Sangers erste Klinik war eine historische Wendemarke. Die Stadt New York indes sieht in dem Gebäude keine zu schützende und zu pflegende Stätte. Wie so oft bei historischer Bausubstanz in den USA wirkt das Haus in der 46 Amboy Street verwahrlost und abbruchreif, mit zugemauerten Fenstern und graffitibeschmierter Backsteinfassade.

Im Fadenkreuz der Politik

"Planned Parenthood" liegt heute im Fadenkreuz der meisten republikanischen Kandidaten, ob auf Landes-, Bundesstaats- oder kommunaler Ebene. Das Wahlversprechen, der Organisation öffentliche Mittel zu sperren oder Räume zu verweigern, dient auch dazu, religiös-konservative Wähler zu binden.

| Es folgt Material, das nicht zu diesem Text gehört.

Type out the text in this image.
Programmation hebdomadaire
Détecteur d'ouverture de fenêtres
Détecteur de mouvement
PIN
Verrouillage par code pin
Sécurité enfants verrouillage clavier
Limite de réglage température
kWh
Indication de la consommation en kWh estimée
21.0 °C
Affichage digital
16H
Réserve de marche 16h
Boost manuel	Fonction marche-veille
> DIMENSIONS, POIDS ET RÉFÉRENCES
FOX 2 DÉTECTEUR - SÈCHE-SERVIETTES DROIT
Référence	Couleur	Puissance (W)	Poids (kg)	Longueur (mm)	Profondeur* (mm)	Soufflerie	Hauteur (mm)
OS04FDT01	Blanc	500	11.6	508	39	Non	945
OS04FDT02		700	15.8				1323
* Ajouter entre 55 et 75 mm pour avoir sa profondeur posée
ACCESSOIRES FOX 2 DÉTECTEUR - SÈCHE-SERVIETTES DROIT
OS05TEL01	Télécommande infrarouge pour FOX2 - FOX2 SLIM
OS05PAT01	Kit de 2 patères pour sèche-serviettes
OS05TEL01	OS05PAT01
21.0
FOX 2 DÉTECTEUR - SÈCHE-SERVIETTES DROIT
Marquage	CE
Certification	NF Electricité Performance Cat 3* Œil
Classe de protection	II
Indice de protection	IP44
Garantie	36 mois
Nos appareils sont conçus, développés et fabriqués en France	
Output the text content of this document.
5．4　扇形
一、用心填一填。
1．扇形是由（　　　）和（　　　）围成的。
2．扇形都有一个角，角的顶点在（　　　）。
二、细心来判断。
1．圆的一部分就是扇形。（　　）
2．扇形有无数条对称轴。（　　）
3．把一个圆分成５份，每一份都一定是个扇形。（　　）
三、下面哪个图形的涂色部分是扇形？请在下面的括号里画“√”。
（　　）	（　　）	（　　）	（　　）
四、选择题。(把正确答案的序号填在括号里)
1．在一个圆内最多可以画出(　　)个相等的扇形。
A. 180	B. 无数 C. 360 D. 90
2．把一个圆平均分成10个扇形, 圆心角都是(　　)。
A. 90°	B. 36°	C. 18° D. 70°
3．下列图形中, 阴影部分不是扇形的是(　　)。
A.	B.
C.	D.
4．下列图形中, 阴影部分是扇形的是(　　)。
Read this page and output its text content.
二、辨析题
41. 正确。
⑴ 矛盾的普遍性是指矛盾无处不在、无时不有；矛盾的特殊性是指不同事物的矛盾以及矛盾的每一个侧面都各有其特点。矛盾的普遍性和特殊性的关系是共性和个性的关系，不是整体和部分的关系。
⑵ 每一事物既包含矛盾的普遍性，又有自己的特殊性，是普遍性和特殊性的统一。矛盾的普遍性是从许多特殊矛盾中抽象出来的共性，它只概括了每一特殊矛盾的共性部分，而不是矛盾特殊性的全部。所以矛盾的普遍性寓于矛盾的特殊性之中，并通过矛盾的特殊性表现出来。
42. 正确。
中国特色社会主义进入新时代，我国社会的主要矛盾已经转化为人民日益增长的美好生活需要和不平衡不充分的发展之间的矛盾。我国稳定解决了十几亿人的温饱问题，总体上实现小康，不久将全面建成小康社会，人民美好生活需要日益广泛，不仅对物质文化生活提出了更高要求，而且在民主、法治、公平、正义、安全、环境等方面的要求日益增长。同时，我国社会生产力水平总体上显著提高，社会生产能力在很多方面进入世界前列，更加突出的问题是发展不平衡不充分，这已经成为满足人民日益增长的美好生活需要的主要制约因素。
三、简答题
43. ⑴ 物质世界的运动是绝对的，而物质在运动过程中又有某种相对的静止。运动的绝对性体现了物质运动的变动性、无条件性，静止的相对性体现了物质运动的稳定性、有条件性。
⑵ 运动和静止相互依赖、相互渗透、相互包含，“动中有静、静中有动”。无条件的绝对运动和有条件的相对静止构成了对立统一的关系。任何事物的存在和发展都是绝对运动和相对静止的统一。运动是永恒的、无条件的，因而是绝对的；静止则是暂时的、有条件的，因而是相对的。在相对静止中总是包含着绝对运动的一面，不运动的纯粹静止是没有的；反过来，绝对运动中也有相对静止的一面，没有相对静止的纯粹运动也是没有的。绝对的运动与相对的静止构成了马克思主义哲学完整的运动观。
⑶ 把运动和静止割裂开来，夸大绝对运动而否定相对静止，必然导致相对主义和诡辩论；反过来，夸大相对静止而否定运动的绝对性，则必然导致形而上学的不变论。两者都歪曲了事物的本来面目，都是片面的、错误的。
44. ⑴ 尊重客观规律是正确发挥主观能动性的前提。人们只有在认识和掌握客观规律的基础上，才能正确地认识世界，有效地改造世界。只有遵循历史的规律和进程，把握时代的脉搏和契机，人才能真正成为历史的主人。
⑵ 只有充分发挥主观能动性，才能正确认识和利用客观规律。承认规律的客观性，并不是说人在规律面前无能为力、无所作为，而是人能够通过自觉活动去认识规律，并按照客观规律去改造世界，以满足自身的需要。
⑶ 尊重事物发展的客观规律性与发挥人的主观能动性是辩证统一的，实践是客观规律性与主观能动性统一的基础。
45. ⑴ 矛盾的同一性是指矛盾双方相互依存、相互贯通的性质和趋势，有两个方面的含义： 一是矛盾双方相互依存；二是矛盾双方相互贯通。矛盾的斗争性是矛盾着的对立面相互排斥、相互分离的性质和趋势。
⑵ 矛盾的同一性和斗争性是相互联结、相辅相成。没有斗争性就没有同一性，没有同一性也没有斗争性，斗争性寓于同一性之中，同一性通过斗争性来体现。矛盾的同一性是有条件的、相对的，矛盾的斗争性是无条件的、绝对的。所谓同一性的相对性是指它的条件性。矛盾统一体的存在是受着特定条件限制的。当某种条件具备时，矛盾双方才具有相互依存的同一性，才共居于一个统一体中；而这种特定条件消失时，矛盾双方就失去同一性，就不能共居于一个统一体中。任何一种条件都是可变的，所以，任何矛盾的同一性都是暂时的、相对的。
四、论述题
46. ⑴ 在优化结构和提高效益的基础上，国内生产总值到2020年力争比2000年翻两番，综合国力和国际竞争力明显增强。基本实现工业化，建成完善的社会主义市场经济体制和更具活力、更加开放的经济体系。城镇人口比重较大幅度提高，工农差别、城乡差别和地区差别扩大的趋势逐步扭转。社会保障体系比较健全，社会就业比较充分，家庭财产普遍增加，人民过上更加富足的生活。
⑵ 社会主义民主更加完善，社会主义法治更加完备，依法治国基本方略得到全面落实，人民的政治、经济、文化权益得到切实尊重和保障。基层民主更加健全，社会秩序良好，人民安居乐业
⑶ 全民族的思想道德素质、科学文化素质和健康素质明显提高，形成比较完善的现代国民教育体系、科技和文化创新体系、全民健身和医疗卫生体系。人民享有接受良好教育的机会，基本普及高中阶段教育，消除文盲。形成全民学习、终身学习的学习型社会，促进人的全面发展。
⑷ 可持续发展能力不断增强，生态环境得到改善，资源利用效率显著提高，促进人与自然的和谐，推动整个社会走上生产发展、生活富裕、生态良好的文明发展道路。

Doch dies ist keine Mehrheitsmeinung. 89 Prozent der Demokraten- und 59 Prozent der Republikaner-Wähler sind gegen eine Streichung von Bundesmitteln. Wenn es um Abtreibung geht, werden in den USA oft alle Mittel ausgeschöpft. Seit 1993 gab es 11 Morde und 26 Mordversuche an Abtreibungskliniken oder gegen Ärzte und Patientinnen. Die Rechtfertigung: Abtreibung sei auch Mord.

Änderungen nach Gesundheitsreform

Tatsache ist aber auch: Mit der Gesundheitsreform des amtierenden Präsidenten Barack Obama sich haben sich einige Sachverhalte um Verhütung und Abtreibung verkehrt. Was früher verboten war, ist mittlerweile quasi verpflichtend: Selbst kirchliche Arbeitgeber müssen entsprechende Angebote in ihren Krankenversicherungspaketen mit abdecken.